It's hard, but they manage.
The first night no one can sleep. They all collapse onto their beds and let their numb limbs relax, too tired to do anything else, but no one in the Pines family sleeps that night.
The next night is better. Dipper falls asleep at Stan's side in front of the TV, and Stan falls asleep too, his head resting on top of Dipper's, who is leaning onto his arm. Mabel follows soon after them. Even Ford eventually joins, as he spots them when on his mission to get a cup of coffee to take down to the lab, drapes a blanket over his resting family, and nods off in the chair next to them.
The following nights get better, as they develop a pattern.
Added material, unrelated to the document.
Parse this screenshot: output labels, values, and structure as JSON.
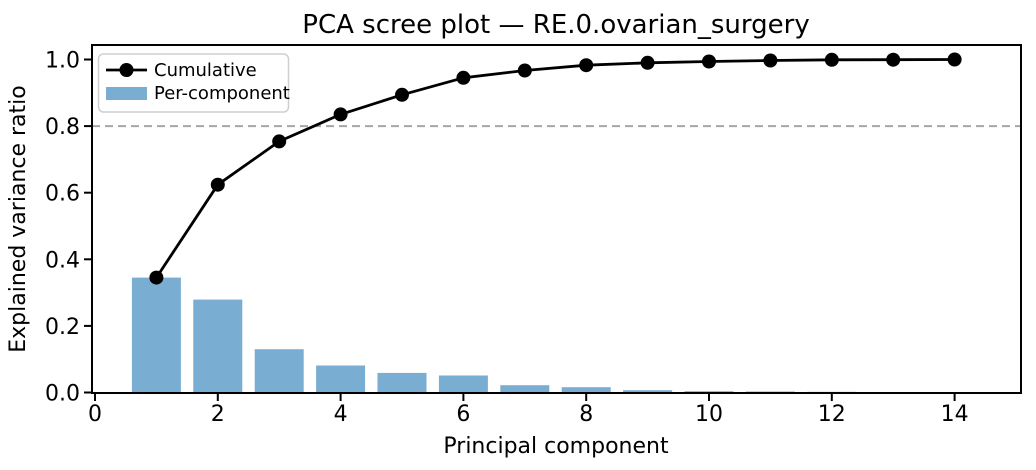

Dipper and Mabel will often sleep in the same bed if they don't stay with Stan and Ford, who will often wordlessly sit together in front of the TV and nod off, slightly more at ease for being in the same room.
Then Mabel and Dipper leave, and Stan and Ford can't sleep for a few nights. It gets better, and they find that they sleep better after having called Mabel and Dipper.
They talk to the younger twins as often as possible. They're doing better, if marginally. They sleep soundly as long as they're in the same room. They still have bad nights, though, where the nightmares are worse, where they die, where the other dies, where their Grunkles die, where Bill wins. On the bad nights they'll crawl into the others bed and the presence of the other will lull them to sleep.
School is hard, and math is impossible. The triangles seem to follow them, refusing to leave them alone, making it hard for Mabel to breathe, forcing Dipper to run to the bathroom to puke up his breakfast, breaking both their concentrations and giving them nightmares. Dipper wakes up screaming, and only after seeing his reflection with normal, non-yellow, non-catlike eyes does his heart stop thundering in his chest.
Most often it's Mabel who calls their Grunkles. Dipper will often say hi and ask about new mysteries, but it's Mabel who will sit for hours and hours and hours, talking to both her Grunkles. She'll ask about them, about their days, about the town, about Soos, about her friends, about anything she can think of, and she tells them everything. She tells them about breakfast, about the school lunch, about the stupid English assignment, about math, and the triangles, about the nightmares.
When her voice runs out and they have to go to bed, Mabel sleep soundly, which means Dipper sleeps more soundly than he would otherwise.
And with time, a lot of time, the nightmares fade away. They stop flinching every time they see a triangle (Mabel does, at least, and she doubts Dipper ever will), they stop waking up in the middle of the night.
By the time they go back to Gravity Falls the next summer, they're ready to move on to other adventures.